I believe! So Is Gordon’s Farm Local?
Here is the local footprint for our of honey

How much would I have to eat?
For allergies eat a small spoonful once or twice a day for around two months then less to maintain acquired health. You can also spread on your favorite foods. It can also be used as a sugar substitute and in food or drinks for kids and adults, but heating raw honey over 93o diminishes its healthy enzymes.

A Source of Antioxidants
Honey is a source of antioxidants (like fruits and vegetables); substances scientists are finding help the body protect itself against some serious diseases. Honey adds to a long, healthy life.
A Bacteria Inhibitor

Honey can play a role in inhibiting bacteria by acting as a natural barrier and may also promote healing. Therefore, it can be used on minor scrapes and burns. This older natural approach is resurfacing and it is easy to have honey on hand. (Honey is not an ingested antibiotic replacement.)
An Energy Boost

Honey’s natural mixture of simple sugars is a unique combination that may help in boosting sagging energy levels and help athletic performance.
A Source of Valuable Nutrients

Honey includes a variety of nutrients in trace amounts, including amino acids and a variety of vitamins and minerals, all important to good health.

Why do Honey labels say not to feed honey to infants under
1 year of age?

Honey may contain Clostridium botulinum spores that can cause infant botulism – a rare but serious disease that affects the nervous system of young babies (under one year of age). C. botulinum spores are present throughout the environment and may be found in dust, soil and improperly canned foods. Adults and children over one year of age are routinely exposed to, but not normally affected by, C. botulinum spores. Honey is safe to consume during pregnancy and lactation. While infants are susceptible to the infant botulism, adults, including pregnant females, are not.
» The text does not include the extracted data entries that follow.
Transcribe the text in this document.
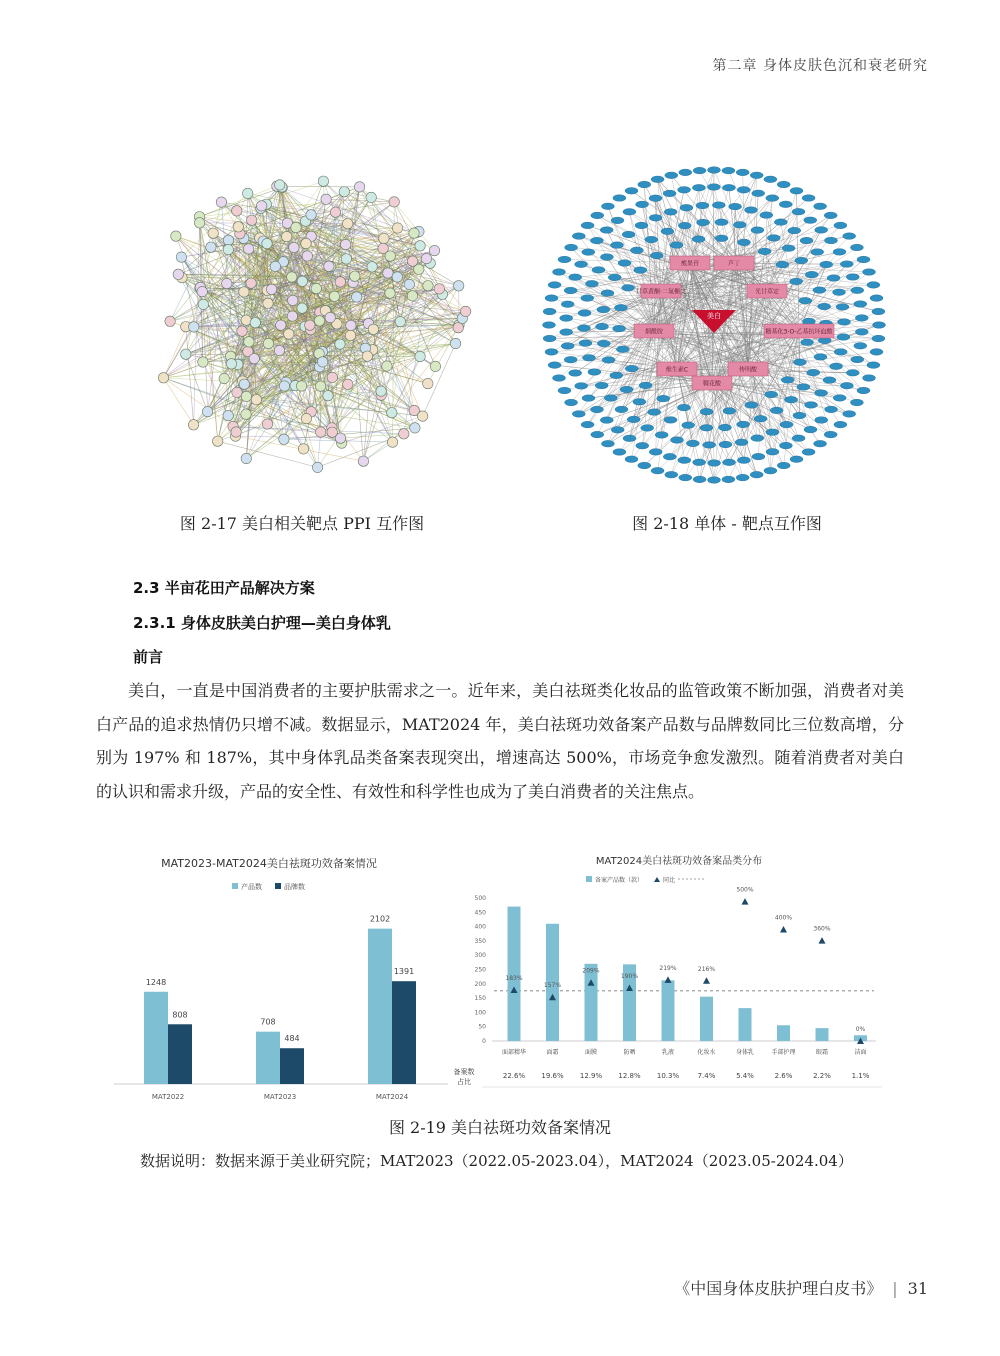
第二章 身体皮肤色沉和衰老研究
图 2-17 美白相关靶点 PPI 互作图
熊果苷	芦丁
甘草黄酮·二氢槲皮	光甘草定
烟酰胺	糖基化3-O-乙基抗坏血酸
维生素C	传明酸
鞣花酸
美白
图 2-18 单体 - 靶点互作图
2.3 半亩花田产品解决方案
2.3.1 身体皮肤美白护理—美白身体乳
前言

美白，一直是中国消费者的主要护肤需求之一。近年来，美白祛斑类化妆品的监管政策不断加强，消费者对美白产品的追求热情仍只增不减。数据显示，MAT2024 年，美白祛斑功效备案产品数与品牌数同比三位数高增，分别为 197% 和 187%，其中身体乳品类备案表现突出，增速高达 500%，市场竞争愈发激烈。随着消费者对美白的认识和需求升级，产品的安全性、有效性和科学性也成为了美白消费者的关注焦点。

MAT2023-MAT2024美白祛斑功效备案情况
产品数	品牌数
1248
808
MAT2022
708
484
MAT2023
2102
1391
MAT2024
MAT2024美白祛斑功效备案品类分布
备案产品数（款）	同比
0
50
100
150
200
250
300
350
400
450
500
183%
面部精华
22.6%
157%
面霜
19.6%
209%
面膜
12.9%
190%
防晒
12.8%
219%
乳液
10.3%
216%
化妆水
7.4%
500%
身体乳
5.4%
400%
手部护理
2.6%
360%
眼霜
2.2%
0%
洁面
1.1%
备案数
占比
图 2-19 美白祛斑功效备案情况
数据说明：数据来源于美业研究院；MAT2023（2022.05-2023.04），MAT2024（2023.05-2024.04）
《中国身体皮肤护理白皮书》 | 31
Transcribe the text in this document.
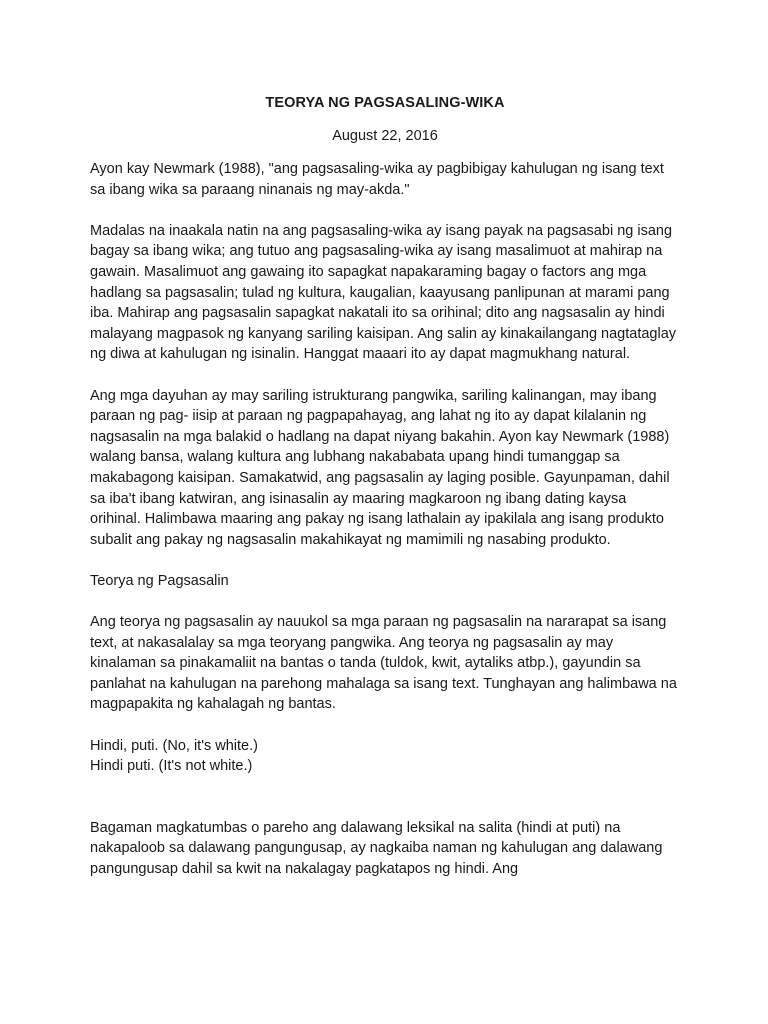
TEORYA NG PAGSASALING-WIKA
August 22, 2016

Ayon kay Newmark (1988), "ang pagsasaling-wika ay pagbibigay kahulugan ng isang text sa ibang wika sa paraang ninanais ng may-akda."

Madalas na inaakala natin na ang pagsasaling-wika ay isang payak na pagsasabi ng isang bagay sa ibang wika; ang tutuo ang pagsasaling-wika ay isang masalimuot at mahirap na gawain. Masalimuot ang gawaing ito sapagkat napakaraming bagay o factors ang mga hadlang sa pagsasalin; tulad ng kultura, kaugalian, kaayusang panlipunan at marami pang iba. Mahirap ang pagsasalin sapagkat nakatali ito sa orihinal; dito ang nagsasalin ay hindi malayang magpasok ng kanyang sariling kaisipan. Ang salin ay kinakailangang nagtataglay ng diwa at kahulugan ng isinalin. Hanggat maaari ito ay dapat magmukhang natural.

Ang mga dayuhan ay may sariling istrukturang pangwika, sariling kalinangan, may ibang paraan ng pag- iisip at paraan ng pagpapahayag, ang lahat ng ito ay dapat kilalanin ng nagsasalin na mga balakid o hadlang na dapat niyang bakahin. Ayon kay Newmark (1988) walang bansa, walang kultura ang lubhang nakababata upang hindi tumanggap sa makabagong kaisipan. Samakatwid, ang pagsasalin ay laging posible. Gayunpaman, dahil sa iba't ibang katwiran, ang isinasalin ay maaring magkaroon ng ibang dating kaysa orihinal. Halimbawa maaring ang pakay ng isang lathalain ay ipakilala ang isang produkto subalit ang pakay ng nagsasalin makahikayat ng mamimili ng nasabing produkto.

Teorya ng Pagsasalin

Ang teorya ng pagsasalin ay nauukol sa mga paraan ng pagsasalin na nararapat sa isang text, at nakasalalay sa mga teoryang pangwika. Ang teorya ng pagsasalin ay may kinalaman sa pinakamaliit na bantas o tanda (tuldok, kwit, aytaliks atbp.), gayundin sa panlahat na kahulugan na parehong mahalaga sa isang text. Tunghayan ang halimbawa na magpapakita ng kahalagah ng bantas.

Hindi, puti. (No, it's white.)

Hindi puti. (It's not white.)

Bagaman magkatumbas o pareho ang dalawang leksikal na salita (hindi at puti) na nakapaloob sa dalawang pangungusap, ay nagkaiba naman ng kahulugan ang dalawang pangungusap dahil sa kwit na nakalagay pagkatapos ng hindi. Ang
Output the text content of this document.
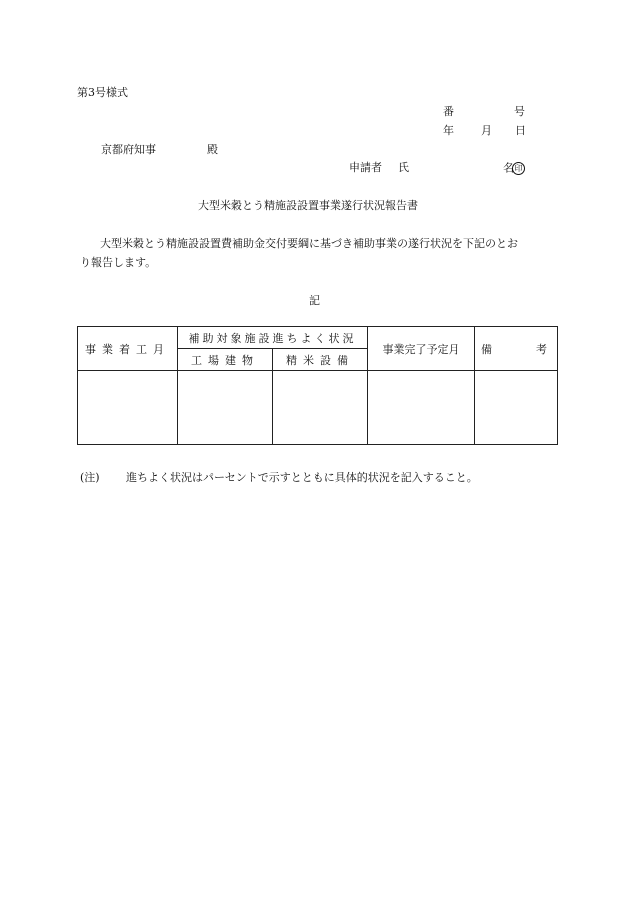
第3号様式
番	号
年 月 日
京都府知事	殿
申請者 氏	名印
大型米穀とう精施設設置事業遂行状況報告書
大型米穀とう精施設設置費補助金交付要綱に基づき補助事業の遂行状況を下記のとお
り報告します。
記
事業着工月	補助対象施設進ちよく状況		事業完了予定月	備 考

	工場建物	精米設備		

(注) 進ちよく状況はパーセントで示すとともに具体的状況を記入すること。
The concern for babies stems from the fact that infants lack the fully developed gastrointestinal tract of older humans.

How it started
When I moved to Lombard (a suburb of Chicago) we were lucky to find a neighborhood tucked away from everything.  We started planting fruit trees, raspberries, blackberries and there were already a few mulberry trees (or are they bushes?).  We started making stuff out of our harvest and were having a blast doing it.  We were able to acquire the vacant lot next to the house (just under 4 acres) and started clearing paths so the kids would have a fun place to play.

It only seemed natural that a place we call Gordon’s farm which now had Gordon’s woods would have livestock!  So I started to keep bees.

photoBeekeeping in Lombard (or any Chicago suburb) is not always an easy thing to get done.  Honey bees are seriously misunderstood and beekeepers are labeled as wacko’s (true in my case). but the fact of the matter is honey bees are seriously cool – beneficial to plants, flowers and gardens and most importantly the honey bee is disappearing at an alarming rate (CCD or Colony Collapse Disorder).

So over the last few months, I’ve read everything I could get my hands on regarding bees and beekeeping, took an AMAZING class at Long Lane Honey Bee Farms from Master Beekeeper David Burns and his wife Sheri and bought all the junk needed for beekeeping.

This site will hopefully be a way I can document the latest adventure in suburban farming.